30-an naskah cerpen itu membawa ingatan saya pulang ke masa di Pesantren; komunitas, guru bahasa Indonesia yang ditinggal tidur saat pelajaran, dan perpustakaan sekolah. Saya mengutuki kegoblokan diri saya karena dengan lugu menganggap jurusan Sastra Indonesia itu gampang; sebuah dunia yang tak jauh dengan pembelajaran-pembelajaran menulis cerpen dan puisi. Dan saya baru sadar, tampaknya, di masa itu, belum ada guru bahasa Indonesia di MA yang murni lulusan jurusan Sastra Indonesia, melainkan yang ada jurusan kependidikannya. Bukan persoalan, dan sesuatu yang wajar, mengingat Sarjana Sastra tak banyak lapangan kerja. Saat itu, dan mahasiswa-mahasiswa yang kuliah di kampus pesantren, 80% terbukti mengambil jurusan yang bergelar Sarjana Pendidikan Islam. Saya paham karena senior saya di kamar kuliah di pesanten semua. Bukan persoalan, dan sesuatu yang wajar, mengingat kultur masyarakat yang beranggapan bahwa menjadi guru adalah capaian tertinggi seorang pelajar. Sementara itu, anak lugu yang belum paham kebutuhan masyarakat, nekat mengambil jurusan Sastra Indonesia dengan alasan-alasan yang dikemukakan di atas. Dan alasan-alasan tersebut membuat terkejut karena tidak sesuai dengan yang dibayangkan bahwa Sastra Indonesia adalah studi yang berhubungan langsung dengan teks-teks, pembentukan teks, bunyi pada sebuah teks, dan bagaimana sebuah teks itu dibentuk dan diterima oleh pembaca. Dalam cakupan yang luas, Sastra Indonesia sebagai sebuah disiplin ilmu yang menuntut untuk terus lebih dulu berkembang dari disiplin-disiplin ilmu lain, yang tentu bahasa adalah mediumnya. Saya mengingat para guru bahasa Indonesia, mengingat perbuatan-perbuatan nakal seorang anak MA; mengapa tak dari dulu rajin baca buku dan tekun mengerjakan perintah guru-guru?

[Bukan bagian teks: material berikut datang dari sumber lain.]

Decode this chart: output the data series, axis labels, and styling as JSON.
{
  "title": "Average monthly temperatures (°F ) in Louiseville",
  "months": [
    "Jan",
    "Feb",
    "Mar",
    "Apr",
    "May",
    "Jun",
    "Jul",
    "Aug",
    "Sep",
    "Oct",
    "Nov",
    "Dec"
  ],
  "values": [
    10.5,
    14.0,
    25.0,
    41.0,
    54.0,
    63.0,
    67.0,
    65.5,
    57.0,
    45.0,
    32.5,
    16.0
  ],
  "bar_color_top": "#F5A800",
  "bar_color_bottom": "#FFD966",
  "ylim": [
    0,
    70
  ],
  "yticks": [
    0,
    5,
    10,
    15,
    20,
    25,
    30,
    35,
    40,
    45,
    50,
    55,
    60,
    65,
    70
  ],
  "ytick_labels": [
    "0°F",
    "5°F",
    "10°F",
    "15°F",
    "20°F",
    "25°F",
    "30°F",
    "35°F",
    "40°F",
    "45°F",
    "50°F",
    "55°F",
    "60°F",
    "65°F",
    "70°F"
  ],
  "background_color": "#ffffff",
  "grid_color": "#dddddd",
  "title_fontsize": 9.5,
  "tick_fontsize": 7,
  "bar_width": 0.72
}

Saya menyesal karena saya telah menyadarinya. Kesalahan-kesalahan itu akan saya jadikan satu dari sekian alasan untuk terus melakukan perintah-perintah yang dikatakan guru bahasa Indonesia, termasuk ketika berhadapan dengan keadaan seperti saat sekarang, sambil memegang kepala, dan berkata pada diri sendiri, “Semoga calon guru bahasa Indonesia ini menginspirasi bagi anak didiknya nanti.”